STF Prorroga Prazo Para Aprovação De Dividendos Isentos De IR Até 31 De Janeiro De 2026 - Revista Algomais - A Revista De Pernambuco
STF prorroga prazo para aprovação de dividendos isentos de IR até 31 de janeiro de 2026

Uma decisão liminar do Supremo Tribunal Federal (STF) prorrogou para 31 de janeiro de 2026 o prazo para que empresas aprovem a distribuição de lucros e dividendos ainda isentos de Imposto de Renda. O prazo anterior se encerraria em 31 de dezembro de 2025. A medida foi proferida de forma monocrática pelo ministro Kassio Nunes Marques, no âmbito das Ações Diretas de Inconstitucionalidade (ADIs) nº 7.912 e 7.914, que questionam dispositivos da Lei nº 15.270/2025, responsável por reintroduzir a tributação de dividendos no Brasil.

A prorrogação alcança todas as pessoas jurídicas sujeitas à distribuição de lucros e dividendos, independentemente de estarem no regime de lucro real ou presumido. Estão incluídas holdings familiares, sociedades operacionais e grupos empresariais, desde que os lucros tenham sido apurados até o exercício de 2025. Para manter a isenção do IR, é necessário cumprir requisitos como contabilidade regular, apuração dos lucros até 31 de dezembro de 2025, deliberação societária formal até 31 de janeiro de 2026 e vedação a simulações ou ajustes artificiais de resultado.

Segundo o advogado Marcos Rodrigo Teixeira Gomes, especialista em Direito Tributário e Societário do escritório Pedrosa Advocacia Empresarial, a extensão do prazo não decorre de alteração legislativa ou ato da Receita Federal. “Trata-se de um ato jurisdicional que reconhece que o prazo originalmente fixado era materialmente insuficiente para deliberações societárias complexas, o que poderia levar à tributação automática por inércia operacional, e não por escolha econômica”, explica. De acordo com ele, embora incomum, a solução não é inédita e já foi adotada pelo STF em situações tributárias sensíveis, diante de riscos à segurança jurídica.

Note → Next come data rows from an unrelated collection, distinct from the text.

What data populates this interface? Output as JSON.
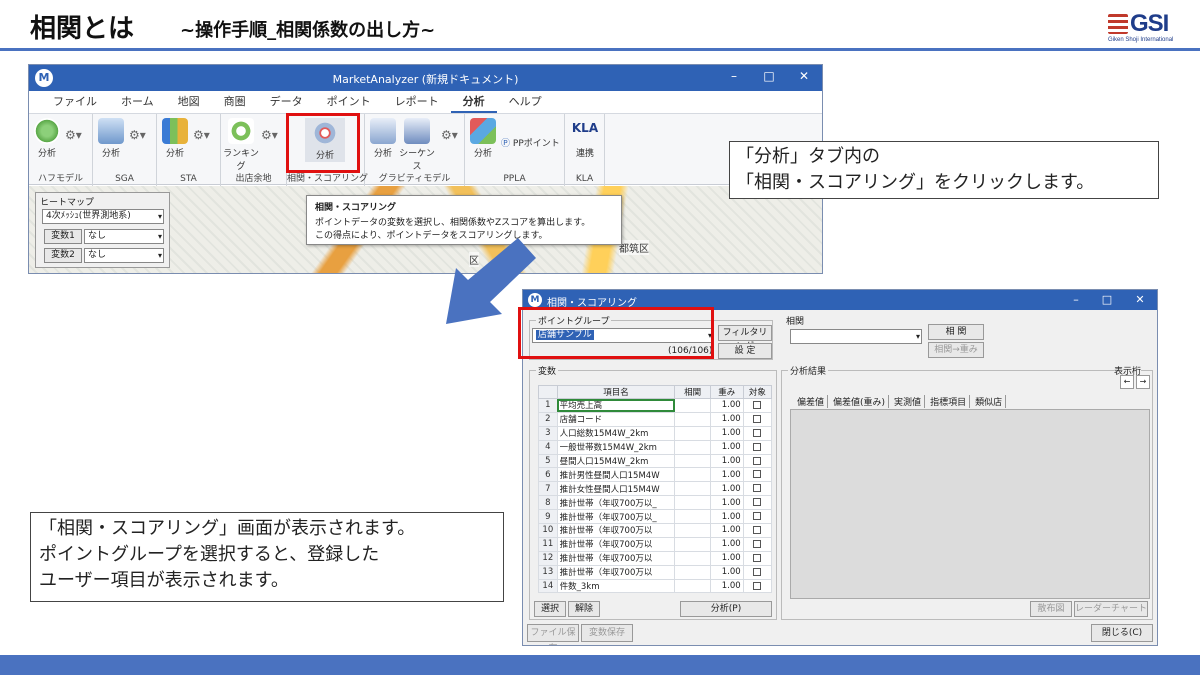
{
  "slide": {
    "title": "相関とは",
    "subtitle": "~操作手順_相関係数の出し方~",
    "logo_text": "GSI",
    "logo_sub": "Giken Shoji International"
  },
  "market_window": {
    "title": "MarketAnalyzer (新規ドキュメント)",
    "controls": [
      "–",
      "□",
      "✕"
    ],
    "menu": [
      "ファイル",
      "ホーム",
      "地図",
      "商圏",
      "データ",
      "ポイント",
      "レポート",
      "分析",
      "ヘルプ"
    ],
    "active_menu": "分析",
    "ribbon_groups": [
      {
        "label": "ハフモデル",
        "buttons": [
          "分析"
        ]
      },
      {
        "label": "SGA",
        "buttons": [
          "分析"
        ]
      },
      {
        "label": "STA",
        "buttons": [
          "分析"
        ]
      },
      {
        "label": "出店余地",
        "buttons": [
          "ランキング"
        ]
      },
      {
        "label": "相関・スコアリング",
        "buttons": [
          "分析"
        ]
      },
      {
        "label": "グラビティモデル",
        "buttons": [
          "分析",
          "シーケンス"
        ]
      },
      {
        "label": "PPLA",
        "buttons": [
          "分析",
          "PPポイント"
        ]
      },
      {
        "label": "KLA",
        "buttons": [
          "連携"
        ]
      }
    ],
    "kla_icon_text": "KLA",
    "heatmap": {
      "title": "ヒートマップ",
      "mesh": "4次ﾒｯｼｭ(世界測地系)",
      "var1_label": "変数1",
      "var1_value": "なし",
      "var2_label": "変数2",
      "var2_value": "なし"
    },
    "map_labels": [
      "都筑区",
      "区"
    ],
    "tooltip": {
      "title": "相関・スコアリング",
      "line1": "ポイントデータの変数を選択し、相関係数やZスコアを算出します。",
      "line2": "この得点により、ポイントデータをスコアリングします。"
    }
  },
  "callout_top": {
    "line1": "「分析」タブ内の",
    "line2": "「相関・スコアリング」をクリックします。"
  },
  "corr_window": {
    "title": "相関・スコアリング",
    "controls": [
      "–",
      "□",
      "✕"
    ],
    "point_group": {
      "legend": "ポイントグループ",
      "selected": "店舗サンプル",
      "count": "(106/106)",
      "filter_button": "フィルタリング",
      "settings_button": "設 定"
    },
    "correlation": {
      "legend": "相関",
      "select_value": "",
      "button": "相 関",
      "button2": "相関→重み"
    },
    "variables": {
      "legend": "変数",
      "columns": [
        "",
        "項目名",
        "相関",
        "重み",
        "対象"
      ],
      "rows": [
        {
          "no": "1",
          "name": "平均売上高",
          "weight": "1.00"
        },
        {
          "no": "2",
          "name": "店舗コード",
          "weight": "1.00"
        },
        {
          "no": "3",
          "name": "人口総数15M4W_2km",
          "weight": "1.00"
        },
        {
          "no": "4",
          "name": "一般世帯数15M4W_2km",
          "weight": "1.00"
        },
        {
          "no": "5",
          "name": "昼間人口15M4W_2km",
          "weight": "1.00"
        },
        {
          "no": "6",
          "name": "推計男性昼間人口15M4W",
          "weight": "1.00"
        },
        {
          "no": "7",
          "name": "推計女性昼間人口15M4W",
          "weight": "1.00"
        },
        {
          "no": "8",
          "name": "推計世帯（年収700万以_",
          "weight": "1.00"
        },
        {
          "no": "9",
          "name": "推計世帯（年収700万以_",
          "weight": "1.00"
        },
        {
          "no": "10",
          "name": "推計世帯（年収700万以",
          "weight": "1.00"
        },
        {
          "no": "11",
          "name": "推計世帯（年収700万以",
          "weight": "1.00"
        },
        {
          "no": "12",
          "name": "推計世帯（年収700万以",
          "weight": "1.00"
        },
        {
          "no": "13",
          "name": "推計世帯（年収700万以",
          "weight": "1.00"
        },
        {
          "no": "14",
          "name": "件数_3km",
          "weight": "1.00"
        }
      ],
      "select_button": "選択",
      "clear_button": "解除",
      "analyze_button": "分析(P)"
    },
    "results": {
      "legend": "分析結果",
      "display_label": "表示桁",
      "tabs": [
        "偏差値",
        "偏差値(重み)",
        "実測値",
        "指標項目",
        "類似店"
      ],
      "scatter_button": "散布図",
      "radar_button": "レーダーチャート"
    },
    "bottom": {
      "save_file": "ファイル保存",
      "save_vars": "変数保存",
      "close": "閉じる(C)"
    }
  },
  "callout_bottom": {
    "line1": "「相関・スコアリング」画面が表示されます。",
    "line2": "ポイントグループを選択すると、登録した",
    "line3": "ユーザー項目が表示されます。"
  },
  "colors": {
    "accent": "#4a72c0",
    "titlebar": "#2f62b5",
    "highlight": "#e01010"
  }
}
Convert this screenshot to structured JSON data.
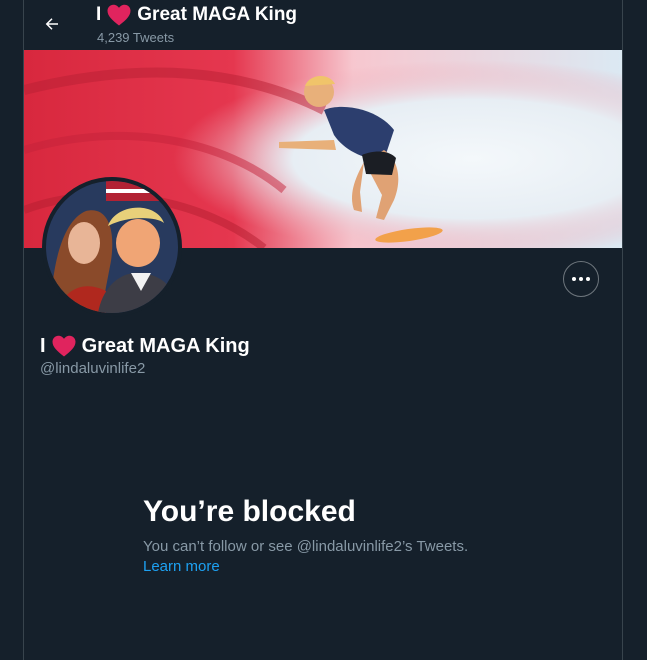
{
  "header": {
    "name_prefix": "I",
    "name_suffix": "Great MAGA King",
    "tweet_count": "4,239 Tweets"
  },
  "profile": {
    "name_prefix": "I",
    "name_suffix": "Great MAGA King",
    "handle": "@lindaluvinlife2"
  },
  "blocked": {
    "title": "You’re blocked",
    "message": "You can’t follow or see @lindaluvinlife2’s Tweets.",
    "learn_more": "Learn more"
  },
  "colors": {
    "background": "#15202b",
    "link": "#1da1f2",
    "secondary_text": "#8899a6",
    "heart": "#e0245e"
  },
  "icons": {
    "back": "back-arrow-icon",
    "heart": "heart-icon",
    "more": "more-horizontal-icon"
  }
}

A decisão do Supremo se restringe à aprovação da distribuição dos dividendos, não ao seu pagamento. “O pagamento pode ocorrer posteriormente, desde que a deliberação societária tenha sido validamente tomada dentro do novo prazo”, esclarece Marcos Rodrigo. Na avaliação do especialista, a medida concede às empresas mais tempo para alinhar sócios, concluir fechamentos contábeis e deliberar de forma estruturada, sem a pressão de um prazo considerado excessivamente restritivo.

Por outro lado, empresas que não aprovarem a distribuição até 31 de janeiro de 2026 podem perder o direito à isenção, ficando sujeitas ao novo regime de tributação previsto na Lei nº 15.270/2025, além de eventuais autuações fiscais. O cenário exige atenção redobrada em estratégias de planejamento tributário, societário e patrimonial. “Ela evita que uma alteração legislativa produza efeitos tributários relevantes por mero descasamento entre o tempo jurídico e o tempo empresarial”, afirma o advogado. Ainda assim, a decisão é precária, depende de referendo do Plenário do STF e pode ser alvo de interpretações restritivas por parte do Fisco, o que reforça a necessidade de rigor no cumprimento das formalidades legais.